Overview:
Hundreds of millions of years in the future mankind, indeed animalkind, is in the decline. Humanity is evermore eclipsed by vegetable life, which thrives in the endless sunlight of an earth that has long since stopped revolving.
Written in 1962 as a series of five short stories and later republished as a contiguous novel.
Plot Summary:
Lily-yo is the leader of a matriarchal band of feral humans struggling to survive a merciless existence in the mid-canopy of a distant-future jungle where the entire sunlit surface of the earth is covered in interconnected Banyan trees. She soon abolishes the tribe sending the children off on their own and leading the adults on a ritual/journey/suicide in seedpods bourn into space.

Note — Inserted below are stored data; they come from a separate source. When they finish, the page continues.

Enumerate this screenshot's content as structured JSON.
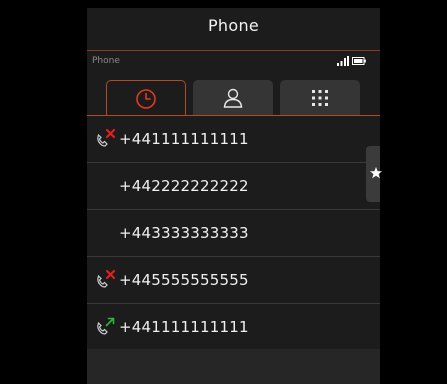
{
  "app": {
    "title": "Phone",
    "status_title": "Phone"
  },
  "status_icons": [
    "signal-icon",
    "battery-icon"
  ],
  "tabs": [
    {
      "name": "recents",
      "icon": "clock-icon",
      "active": true
    },
    {
      "name": "contacts",
      "icon": "person-icon",
      "active": false
    },
    {
      "name": "keypad",
      "icon": "dialpad-icon",
      "active": false
    }
  ],
  "calls": [
    {
      "number": "+441111111111",
      "type": "missed",
      "icon": "missed-call-icon"
    },
    {
      "number": "+442222222222",
      "type": "none",
      "icon": ""
    },
    {
      "number": "+443333333333",
      "type": "none",
      "icon": ""
    },
    {
      "number": "+445555555555",
      "type": "missed",
      "icon": "missed-call-icon"
    },
    {
      "number": "+441111111111",
      "type": "outgoing",
      "icon": "outgoing-call-icon"
    }
  ],
  "side_action": {
    "icon": "star-icon"
  },
  "colors": {
    "accent": "#b34b22",
    "missed": "#e0201f",
    "outgoing": "#2fb53a",
    "panel": "#1c1c1c",
    "text": "#f0f0f0"
  }
}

Meanwhile, the children led by the in-fighting Toy and Gren head on a journey to establish a new colony. They are in for far more then they expected and soon encounter the various predatory vegetables writhing throughout the jungle, an intelligent morel (fungus) with an agenda of its own, several disparate animals competing for an ever-diminishing number of ecological niches and much more. To spoil the intriguing locals visited along the journey would ruin much of the fun, but suffice it to say that Aldiss adequately explores the possibilities of his influential, compelling landscape.
Review:
Aldiss has a powerful propensity for imagining and developing environmental extremes and his greatest strength lies in his imperturbable ability to evoke a sense of wonder and otherworldliness. In the first segment of the book Aldiss appears to explore and exhaust so much of his initial premise that the reader might begin to panic and worry that no material (or purely redundant material) will be left for the rest of the book. Fortunately, the author’s imagination is up to the task of generating original and interesting new niches for life to blossom.

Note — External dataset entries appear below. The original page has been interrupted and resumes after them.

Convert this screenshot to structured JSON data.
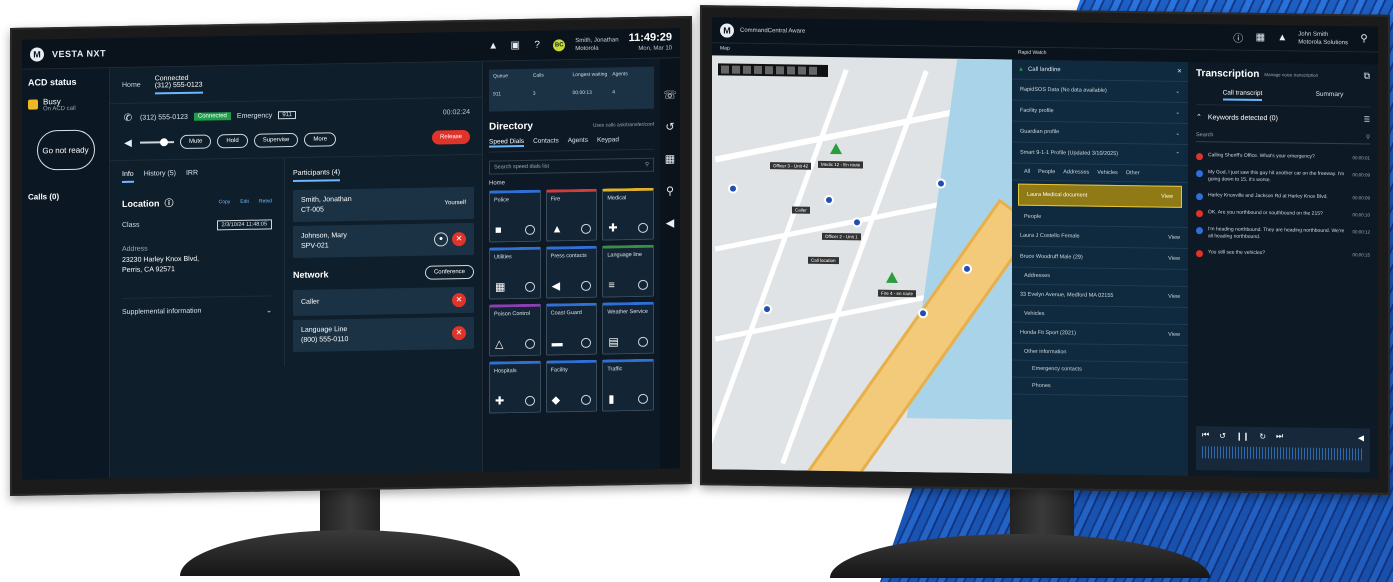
{
  "colors": {
    "accent": "#6db7ff",
    "busy": "#f2b824",
    "danger": "#e0342b",
    "connected": "#1e9e4a",
    "brand_blue": "#1e63c9"
  },
  "left": {
    "brand": "VESTA NXT",
    "user": {
      "initials": "BC",
      "line1": "Smith, Jonathan",
      "line2": "Motorola"
    },
    "clock": {
      "time": "11:49:29",
      "date": "Mon, Mar 10"
    },
    "sidebar": {
      "acd_title": "ACD status",
      "status": "Busy",
      "status_sub": "On ACD call",
      "not_ready": "Go not ready",
      "calls": "Calls (0)"
    },
    "tabs": {
      "home": "Home",
      "call_status": "Connected",
      "call_number": "(312) 555-0123"
    },
    "call": {
      "number": "(312) 555-0123",
      "state": "Connected",
      "type": "Emergency",
      "code": "911",
      "timer": "00:02:24"
    },
    "controls": {
      "mute": "Mute",
      "hold": "Hold",
      "supervise": "Supervise",
      "more": "More",
      "release": "Release"
    },
    "info": {
      "tabs": [
        "Info",
        "History (5)",
        "IRR"
      ],
      "location_title": "Location",
      "actions": [
        "Copy",
        "Edit",
        "Rebid"
      ],
      "class_label": "Class",
      "class_value": "2/3/10/24 11:48:05",
      "address_label": "Address",
      "address_line1": "23230 Harley Knox Blvd,",
      "address_line2": "Perris, CA 92571",
      "supplemental": "Supplemental information"
    },
    "participants": {
      "header": "Participants (4)",
      "list": [
        {
          "name": "Smith, Jonathan",
          "sub": "CT-005",
          "tag": "Yourself"
        },
        {
          "name": "Johnson, Mary",
          "sub": "SPV-021",
          "tag": ""
        }
      ]
    },
    "network": {
      "title": "Network",
      "button": "Conference",
      "items": [
        {
          "name": "Caller",
          "sub": ""
        },
        {
          "name": "Language Line",
          "sub": "(800) 555-0110"
        }
      ]
    },
    "stats": {
      "headers": [
        "Queue",
        "Calls",
        "Longest waiting",
        "Agents"
      ],
      "values": [
        "911",
        "3",
        "00:00:13",
        "4"
      ]
    },
    "directory": {
      "title": "Directory",
      "note": "Uses calls ask/transfer/conf",
      "tabs": [
        "Speed Dials",
        "Contacts",
        "Agents",
        "Keypad"
      ],
      "search_placeholder": "Search speed dials list",
      "group": "Home",
      "dials": [
        {
          "label": "Police",
          "glyph": "■",
          "cls": "d-blue"
        },
        {
          "label": "Fire",
          "glyph": "▲",
          "cls": "d-red"
        },
        {
          "label": "Medical",
          "glyph": "✚",
          "cls": "d-yellow"
        },
        {
          "label": "Utilities",
          "glyph": "▦",
          "cls": "d-blue"
        },
        {
          "label": "Press contacts",
          "glyph": "◀",
          "cls": "d-blue"
        },
        {
          "label": "Language line",
          "glyph": "≡",
          "cls": "d-green"
        },
        {
          "label": "Poison Control",
          "glyph": "△",
          "cls": "d-purple"
        },
        {
          "label": "Coast Guard",
          "glyph": "▬",
          "cls": "d-blue"
        },
        {
          "label": "Weather Service",
          "glyph": "▤",
          "cls": "d-blue"
        },
        {
          "label": "Hospitals",
          "glyph": "✚",
          "cls": "d-blue"
        },
        {
          "label": "Facility",
          "glyph": "◆",
          "cls": "d-blue"
        },
        {
          "label": "Traffic",
          "glyph": "▮",
          "cls": "d-blue"
        }
      ]
    }
  },
  "right": {
    "app_title": "CommandCentral Aware",
    "user": {
      "line1": "John Smith",
      "line2": "Motorola Solutions"
    },
    "map_tab": "Map",
    "map_labels": [
      "Officer 3 - Unit 42",
      "Medic 12 - En route",
      "Caller",
      "Officer 2 - Unit 1",
      "Call location",
      "Fire 4 - en route"
    ],
    "panel": {
      "tab": "Rapid Watch",
      "call_label": "Call landline",
      "rows": [
        "RapidSOS Data (No data available)",
        "Facility profile",
        "Guardian profile",
        "Smart 9-1-1 Profile (Updated 3/10/2025)"
      ],
      "subtabs": [
        "All",
        "People",
        "Addresses",
        "Vehicles",
        "Other"
      ],
      "highlight": "Laura Medical document",
      "people_label": "People",
      "person1": "Laura J Costello  Female",
      "person2": "Bruce Woodruff  Male (29)",
      "addresses_label": "Addresses",
      "address": "33 Evelyn Avenue, Medford MA 02155",
      "vehicles_label": "Vehicles",
      "vehicle": "Honda Fit Sport (2021)",
      "other_label": "Other information",
      "other_items": [
        "Emergency contacts",
        "Phones"
      ],
      "view": "View"
    },
    "transcription": {
      "title": "Transcription",
      "manage": "Manage voice transcription",
      "tabs": [
        "Call transcript",
        "Summary"
      ],
      "keywords": "Keywords detected (0)",
      "search_placeholder": "Search",
      "messages": [
        {
          "text": "Calling Sheriff's Office. What's your emergency?",
          "time": "00:00:01",
          "color": "#e0342b"
        },
        {
          "text": "My God, I just saw this guy hit another car on the freeway. I'm going down to 15, it's worse.",
          "time": "00:00:09",
          "color": "#2f6fd6"
        },
        {
          "text": "Harley Knoxville and Jackson Rd at Harley Knox Blvd.",
          "time": "00:00:09",
          "color": "#2f6fd6"
        },
        {
          "text": "OK. Are you northbound or southbound on the 215?",
          "time": "00:00:10",
          "color": "#e0342b"
        },
        {
          "text": "I'm heading northbound. They are heading northbound. We're all heading northbound.",
          "time": "00:00:12",
          "color": "#2f6fd6"
        },
        {
          "text": "You still see the vehicles?",
          "time": "00:00:15",
          "color": "#e0342b"
        }
      ]
    }
  }
}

That being said, the later sections aren’t quite as powerful and evocative as the early locals and the serialized, episodic nature is conspicuously choppy in terms of narrative flow.
Aldiss succeeds best at evoking grand imagery, but he doesn’t seem to have the patience for clear and expressive descriptions. The result is quick-sketched moments of beauty and wonder that lack specificity and atmosphere. (see Joseph Conrad’s Heart of Darkness for an example of vividly realizing a jungle setting). For instance, aural and olfactory qualities are rarely mentioned. There are few visceral description of the heat or textures nor is there much mention of the complicated dappled lighting that must inevitably have made life in the mid-canopy a perpetual twilight. The physiological reaction of the characters to their environment fails to make the reader feel physically present. In a particularly sloppy twist about a third of the way into the book, Aldiss gets around to mentioning that humans have shrunk to a fifth their original size, but never mentions whether the measurements he uses in his descriptions are relative to the characters’ size or the reader’s size (inches, feet and yards were all based on length of bodyparts). He seems to switch between the two scales inadvertently throughout the book.
This fits with the general style of the novel which clearly lays out a pattern of soft science. I think more rigorous thought and technical acumen could have only improved the novel, but it is first and foremost and globe-trotting survivalist adventure and not a scientifically grounded planetary survey. In fairness, Aldiss can often reasonably fall back on the built-in defense of his characters primitiveness and logically limited knowledge to explain away the lack of technical detail and the speckling of unplugged plot holes.
On the other hand, the author tends to use the prehistoric (or posthistoric in this case) savagery of his protagonists as too easy an excuse to avoid character development, dialogue and realistic reactions.
If I seem to be rather harsh, I should mention that taken as a whole, Hothouse is a remarkable and awe-inspiring novel with an exciting adventure at its heart. I found it to be a condensed, if less matured, alternative to Aldiss’s Hellconia series from the 1980’s which revisits similar themes but with a sluggishness that often overwhelms the scenes that should fill us with wonder.